Root Node Thumbnail Logo

A few weeks back I made a logo for a friend's Soundcloud.com music project, Root Node.

We wanted something simple that would look good as a small thumbnail image. The concept was a more literal node tree than we see in Blender's node editor. My friend gave me a doodled sketch, and I re-created it with Blender and threw in some compositor effects. I recently shared it in the Blender NPR facebook group, and enough people were curious about how it was made that I will share the settings and file.

The Objects

Simple reflective material used for the floor plane.

Simple reflective material used for the floor plane.

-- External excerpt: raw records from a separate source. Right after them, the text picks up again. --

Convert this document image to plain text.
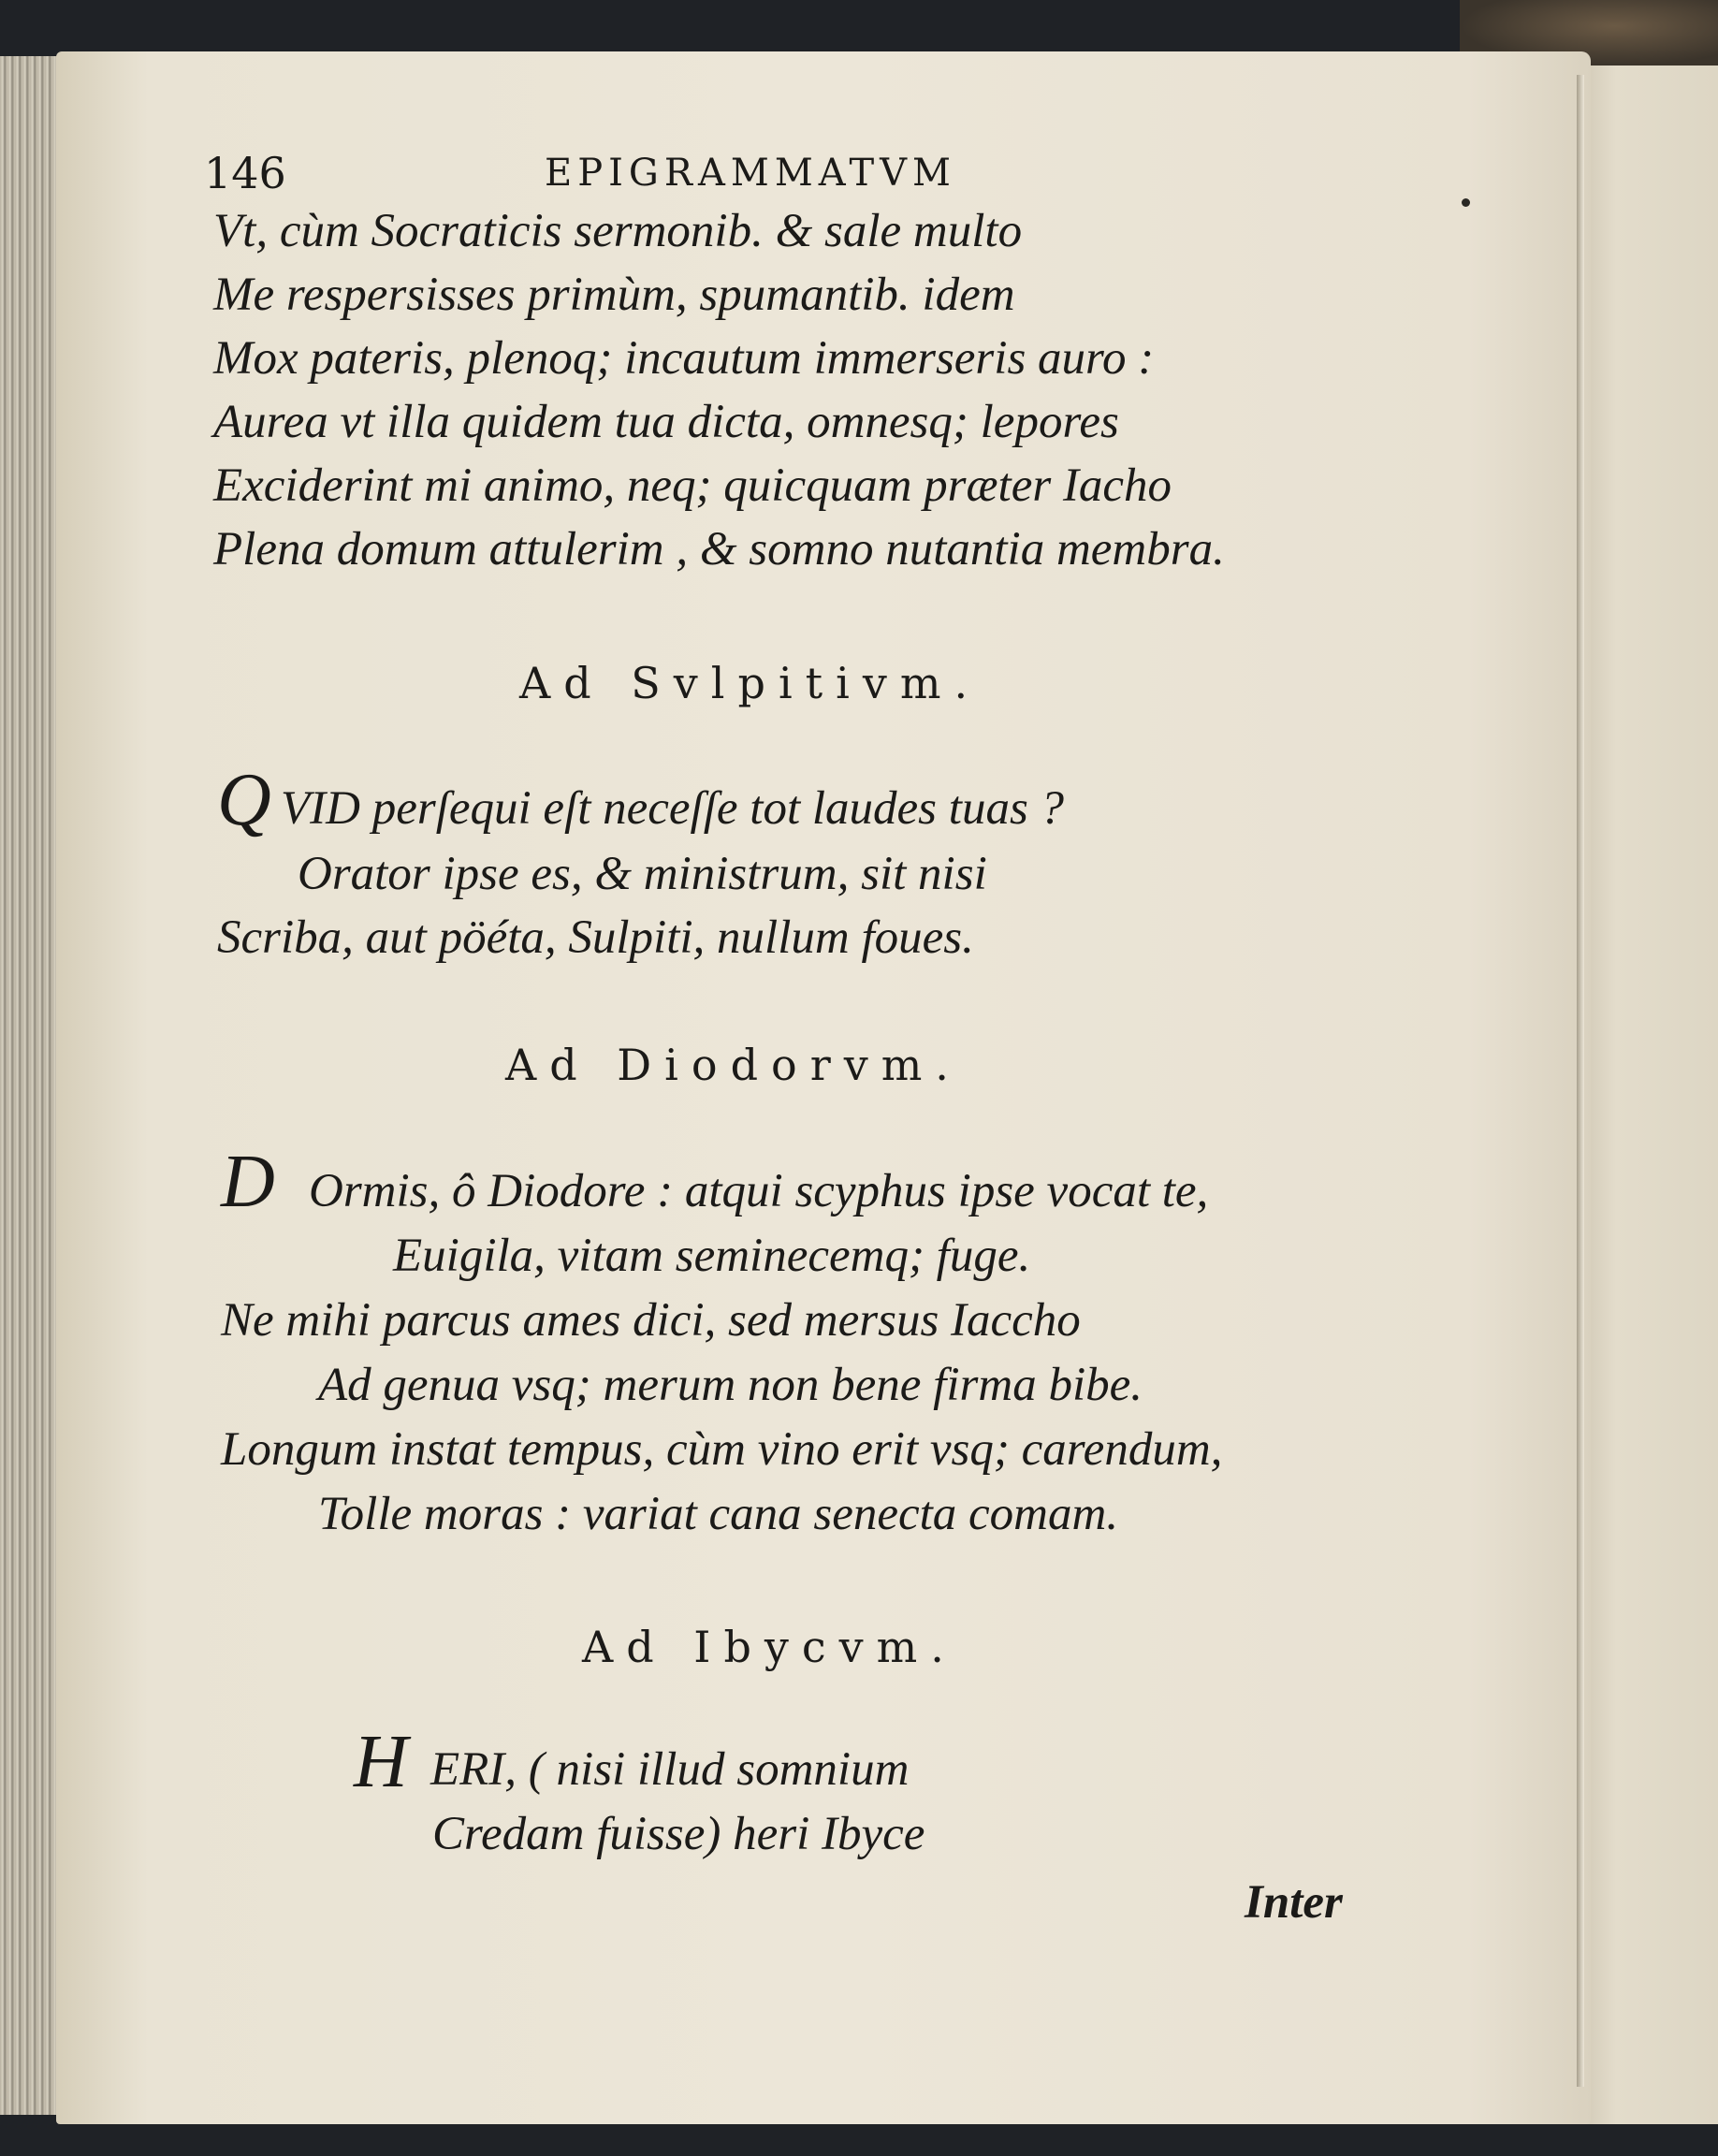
146	EPIGRAMMATVM
Vt, cùm Socraticis sermonib. & sale multo
Me respersisses primùm, spumantib. idem
Mox pateris, plenoq; incautum immerseris auro :
Aurea vt illa quidem tua dicta, omnesq; lepores
Exciderint mi animo, neq; quicquam præter Iacho
Plena domum attulerim , & somno nutantia membra.
Ad Svlpitivm.
Q VID perſequi eſt neceſſe tot laudes tuas ?
Orator ipse es, & ministrum, sit nisi
Scriba, aut pöéta, Sulpiti, nullum foues.
Ad Diodorvm.
D Ormis, ô Diodore : atqui scyphus ipse vocat te,
Euigila, vitam seminecemq; fuge.
Ne mihi parcus ames dici, sed mersus Iaccho
Ad genua vsq; merum non bene firma bibe.
Longum instat tempus, cùm vino erit vsq; carendum,
Tolle moras : variat cana senecta comam.
Ad Ibycvm.
H ERI, ( nisi illud somnium
Credam fuisse) heri Ibyce
Inter
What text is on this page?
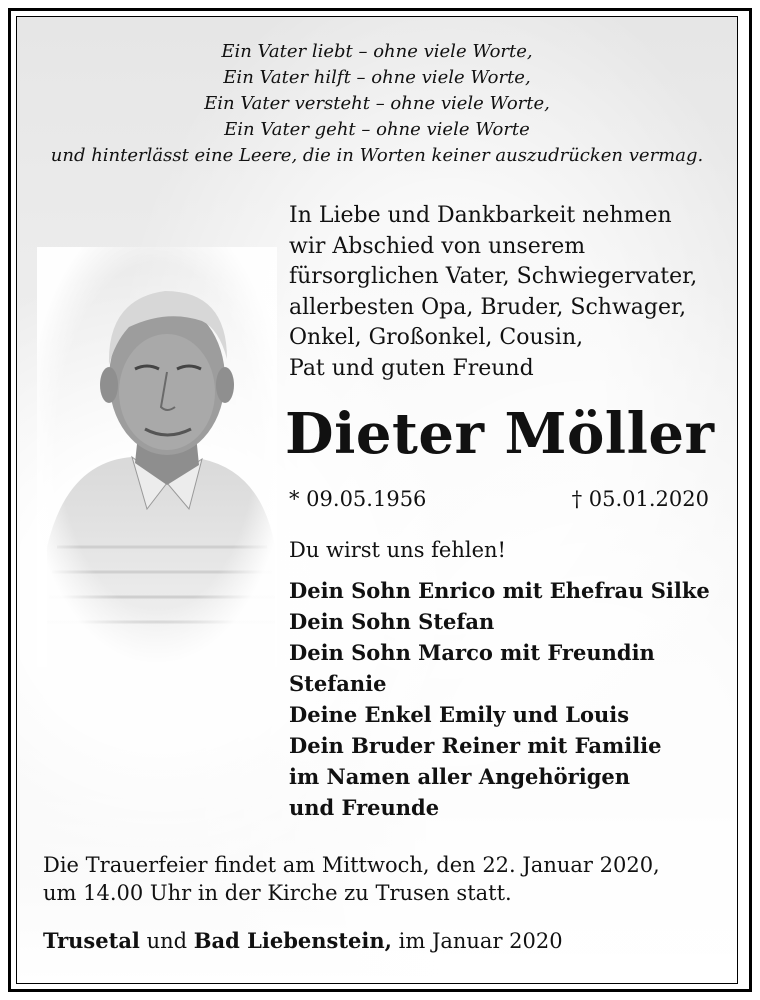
Ein Vater liebt – ohne viele Worte,
Ein Vater hilft – ohne viele Worte,
Ein Vater versteht – ohne viele Worte,
Ein Vater geht – ohne viele Worte
und hinterlässt eine Leere, die in Worten keiner auszudrücken vermag.
In Liebe und Dankbarkeit nehmen
wir Abschied von unserem
fürsorglichen Vater, Schwiegervater,
allerbesten Opa, Bruder, Schwager,
Onkel, Großonkel, Cousin,
Pat und guten Freund
Dieter Möller
* 09.05.1956	† 05.01.2020
Du wirst uns fehlen!
Dein Sohn Enrico mit Ehefrau Silke
Dein Sohn Stefan
Dein Sohn Marco mit Freundin
Stefanie
Deine Enkel Emily und Louis
Dein Bruder Reiner mit Familie
im Namen aller Angehörigen
und Freunde
Die Trauerfeier findet am Mittwoch, den 22. Januar 2020,
um 14.00 Uhr in der Kirche zu Trusen statt.
Trusetal und Bad Liebenstein, im Januar 2020
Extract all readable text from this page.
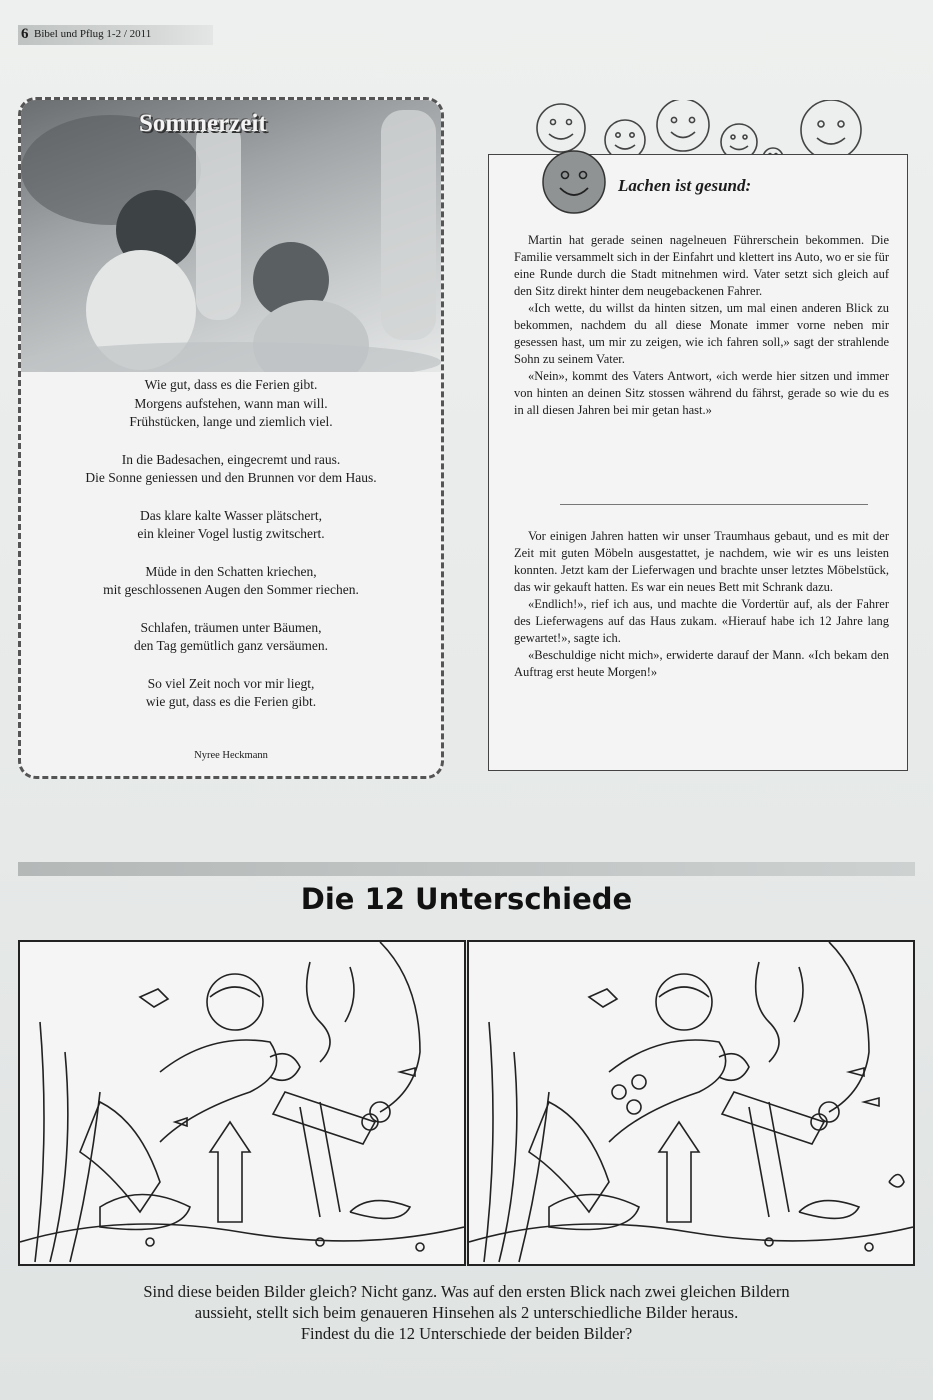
6 Bibel und Pflug 1-2 / 2011
Sommerzeit
Wie gut, dass es die Ferien gibt.
Morgens aufstehen, wann man will.
Frühstücken, lange und ziemlich viel.
In die Badesachen, eingecremt und raus.
Die Sonne geniessen und den Brunnen vor dem Haus.
Das klare kalte Wasser plätschert,
ein kleiner Vogel lustig zwitschert.
Müde in den Schatten kriechen,
mit geschlossenen Augen den Sommer riechen.
Schlafen, träumen unter Bäumen,
den Tag gemütlich ganz versäumen.
So viel Zeit noch vor mir liegt,
wie gut, dass es die Ferien gibt.
Nyree Heckmann
Lachen ist gesund:

Martin hat gerade seinen nagelneuen Führerschein bekommen. Die Familie versammelt sich in der Einfahrt und klettert ins Auto, wo er sie für eine Runde durch die Stadt mitnehmen wird. Vater setzt sich gleich auf den Sitz direkt hinter dem neugebackenen Fahrer.

«Ich wette, du willst da hinten sitzen, um mal einen anderen Blick zu bekommen, nachdem du all diese Monate immer vorne neben mir gesessen hast, um mir zu zeigen, wie ich fahren soll,» sagt der strahlende Sohn zu seinem Vater.

«Nein», kommt des Vaters Antwort, «ich werde hier sitzen und immer von hinten an deinen Sitz stossen während du fährst, gerade so wie du es in all diesen Jahren bei mir getan hast.»

Vor einigen Jahren hatten wir unser Traumhaus gebaut, und es mit der Zeit mit guten Möbeln ausgestattet, je nachdem, wie wir es uns leisten konnten. Jetzt kam der Lieferwagen und brachte unser letztes Möbelstück, das wir gekauft hatten. Es war ein neues Bett mit Schrank dazu.

«Endlich!», rief ich aus, und machte die Vordertür auf, als der Fahrer des Lieferwagens auf das Haus zukam. «Hierauf habe ich 12 Jahre lang gewartet!», sagte ich.

«Beschuldige nicht mich», erwiderte darauf der Mann. «Ich bekam den Auftrag erst heute Morgen!»

Die 12 Unterschiede
Sind diese beiden Bilder gleich? Nicht ganz. Was auf den ersten Blick nach zwei gleichen Bildern
aussieht, stellt sich beim genaueren Hinsehen als 2 unterschiedliche Bilder heraus.
Findest du die 12 Unterschiede der beiden Bilder?
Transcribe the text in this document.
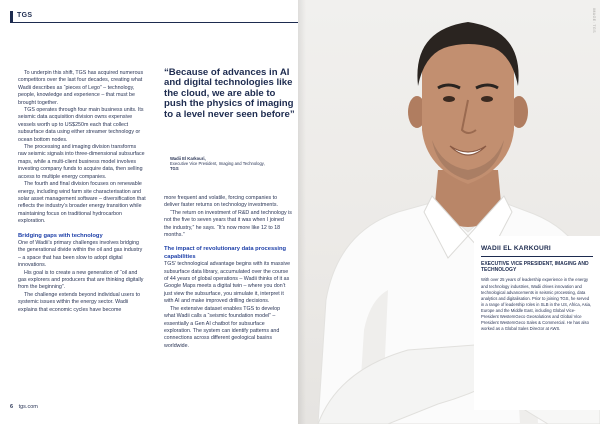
TGS

To underpin this shift, TGS has acquired numerous competitors over the last four decades, creating what Wadii describes as “pieces of Lego” – technology, people, knowledge and experience – that must be brought together.

TGS operates through four main business units. Its seismic data acquisition division owns expensive vessels worth up to US$250m each that collect subsurface data using either streamer technology or ocean bottom nodes.

The processing and imaging division transforms raw seismic signals into three-dimensional subsurface maps, while a multi-client business model involves investing company funds to acquire data, then selling access to multiple energy companies.

The fourth and final division focuses on renewable energy, including wind farm site characterisation and solar asset management software – diversification that reflects the industry’s broader energy transition while maintaining focus on traditional hydrocarbon exploration.

Bridging gaps with technology

One of Wadii’s primary challenges involves bridging the generational divide within the oil and gas industry – a space that has been slow to adopt digital innovations.

His goal is to create a new generation of “oil and gas explorers and producers that are thinking digitally from the beginning”.

The challenge extends beyond individual users to systemic issues within the energy sector. Wadii explains that economic cycles have become

“Because of advances in AI and digital technologies like the cloud, we are able to push the physics of imaging to a level never seen before”
Wadii El Karkouri,
Executive Vice President, Imaging and Technology,
TGS

more frequent and volatile, forcing companies to deliver faster returns on technology investments.

“The return on investment of R&D and technology is not the five to seven years that it was when I joined the industry,” he says. “It’s now more like 12 to 18 months.”

The impact of revolutionary data processing capabilities

TGS’ technological advantage begins with its massive subsurface data library, accumulated over the course of 44 years of global operations – Wadii thinks of it as Google Maps meets a digital twin – where you don’t just view the subsurface, you simulate it, interpret it with AI and make improved drilling decisions.

The extensive dataset enables TGS to develop what Wadii calls a “seismic foundation model” – essentially a Gen AI chatbot for subsurface exploration. The system can identify patterns and connections across different geological basins worldwide.

6 tgs.com
IMAGE: TGS
WADII EL KARKOURI
EXECUTIVE VICE PRESIDENT, IMAGING AND TECHNOLOGY
With over 25 years of leadership experience in the energy and technology industries, Wadii drives innovation and technological advancements in seismic processing, data analytics and digitalisation. Prior to joining TGS, he served in a range of leadership roles in SLB in the US, Africa, Asia, Europe and the Middle East, including Global Vice-President WesternGeco Geosolutions and Global Vice President WesternGeco Sales & Commercial. He has also worked as a Global Sales Director at AWS.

The scene is straightforward. I made curves that matched my friend's sketch, extruded and tapered them with other curve objects, and gave them depth so they could be affected by perspective and lens distortion. Planes were placed to act as the leaves of the node tree. A ground plane is placed below the tree to catch the reflection. The World color was set to black. No lamps were necessary as emission shaders are used.

The Materials

The tree and leaves are a light blue emission with a strength of 2. This is the only lighting in the scene. The floor plane has a reflective material with enough roughness to see light glowing around the tree and leaves. Since the glow on the tree and leaves itself was made in the compositor, the reflection isn't actually accurate. But the roughness was set to have it look close enough.

The Compositor Settings

Most of what makes this image interesting came from the compositor settings. They provide the glow and the scan lines. The glow in the current compositor settings is stronger than in the original image as we had experimented with it more since making the render we chose to use in the end.

Before and after compositor effects.

Before and after compositor effects.

Two glare nodes were used: one for fog, and one for glow streaks. See this Blender Nerd tutorial for information on compositor glow effects.

The full compositor nodes. Click for full resolution image.

The full compositor nodes. Click for full resolution image.

The scan lines are quite an eyesore on their own.

The scan lines are quite an eyesore on their own.

The largest impact on the image is the scan lines. We wanted it to look like an old CRT monitor. For this, we needed grainy lines. We used a wood texture to get the lines, scaled it by a factor of 50 (in the node Offset menu), then color ramped and rotated it. The color ramp knocks out all the gray, leaving the lines very pixelated and grainy. Since the image it is being mixed with is only bright in a few places, it disappears in the dark at the edges, and only shows in the light parts of the image.